Thursday, 23 July 2020

The Daydreamer Detective by S J Pajonas + #FreeBook

The Daydreamer Detective by S J Pajonas
Published in America by Onigiri Press on the 31st March 2016.

How I got this book:
Downloaded the free ebook via Amazon

My rating: 3 of 5 stars

Mei Yamagawa is out of luck and out of money. After five years in Tokyo, she has little to show for it besides a laundry list of unrealized dreams. Left without a choice, she returns to her rural Japanese hometown, ready to be branded a failure by her relatives and rivals. At the least, she looks forward to seeing her best friend, until Akiko is accused of murdering her own father.

As Mei helps her farmer mother with the crops, she scouts for clues to clear her friend’s name. But during her investigation, she can’t help but notice the celebrity chef looking in her direction. The amateur detective can balance a new love interest and a murder case… can’t she?

To clear her friend of the crime and find the real killer, Mei’s going to need every last ounce of her imagination… and just a pinch of luck.

The Daydreamer Detective is the savory starter to the Miso Cozy series of cozy mystery novels. If you like twisty plots, delectable food descriptions, and rural Japanese towns, then you’ll love Steph Gennaro's culinary tale.

I enjoyed reading one of S J Pajonas' Japanese-set shorter stories, Mamachari Matchmaker, a while ago so snapped up this first book in her Miso Cozy Mysteries series, The Daydreamer Detective, as well. To be honest, the story is a bit too undecided on what it wants to be for my tastes.
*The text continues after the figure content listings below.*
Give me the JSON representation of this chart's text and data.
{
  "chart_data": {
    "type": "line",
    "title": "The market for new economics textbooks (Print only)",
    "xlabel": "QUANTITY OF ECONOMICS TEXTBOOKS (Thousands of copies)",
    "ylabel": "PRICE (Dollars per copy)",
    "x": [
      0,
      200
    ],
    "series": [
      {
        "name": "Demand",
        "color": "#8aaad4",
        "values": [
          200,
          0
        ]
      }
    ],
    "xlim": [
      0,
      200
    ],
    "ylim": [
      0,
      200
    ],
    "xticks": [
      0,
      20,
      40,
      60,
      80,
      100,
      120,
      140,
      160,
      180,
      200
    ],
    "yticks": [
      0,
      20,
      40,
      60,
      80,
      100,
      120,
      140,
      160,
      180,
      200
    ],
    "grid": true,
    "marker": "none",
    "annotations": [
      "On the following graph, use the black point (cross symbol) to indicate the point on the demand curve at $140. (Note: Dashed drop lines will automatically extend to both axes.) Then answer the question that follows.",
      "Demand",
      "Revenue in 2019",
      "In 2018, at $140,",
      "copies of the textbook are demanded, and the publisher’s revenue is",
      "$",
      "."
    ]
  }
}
It's a coming of age tale, a chaste romance, and a cozy murder mystery, but the main focus is on Mei's woe-is-me ponderings about the disastrous path her life has taken.

Sacked from yet another job and behind on her rent, Mei returns home from Tokyo to her mother's farm in small town Chikata and proceeds to spend most of the time sulking like a spoilt teenager rather than behaving the twenty-six year old adult she is supposed to be. Her life has lots of positives, but all Mei can think about is not being in Tokyo anymore and she makes sure to list all her perceived losses and failures at every chance she gets. I quickly got quite fed up with her and felt that the overall story would benefit from a lot of this padding being edited out.

On the plus side, The Daydreamer Detective is an interesting blend of American writing and Japanese setting. Pajonas obviously has a great love for Japanese life and culture, especially the food, and this comes across throughout the story. I liked how she gives Mei a love of American TV shows and cleverly uses this as a rationale for the character's trans-Pacific style. I struggled to believe that Yasahiro, the chef, would really have been so persistent in wooing Mei, considering the way she keeps doubting him and herself, so the romance angle didn't really work for me, but I did like the characters surrounding Mei, especially her put-upon mother who turns out to have far more going on in her life than Mei gives her credit for!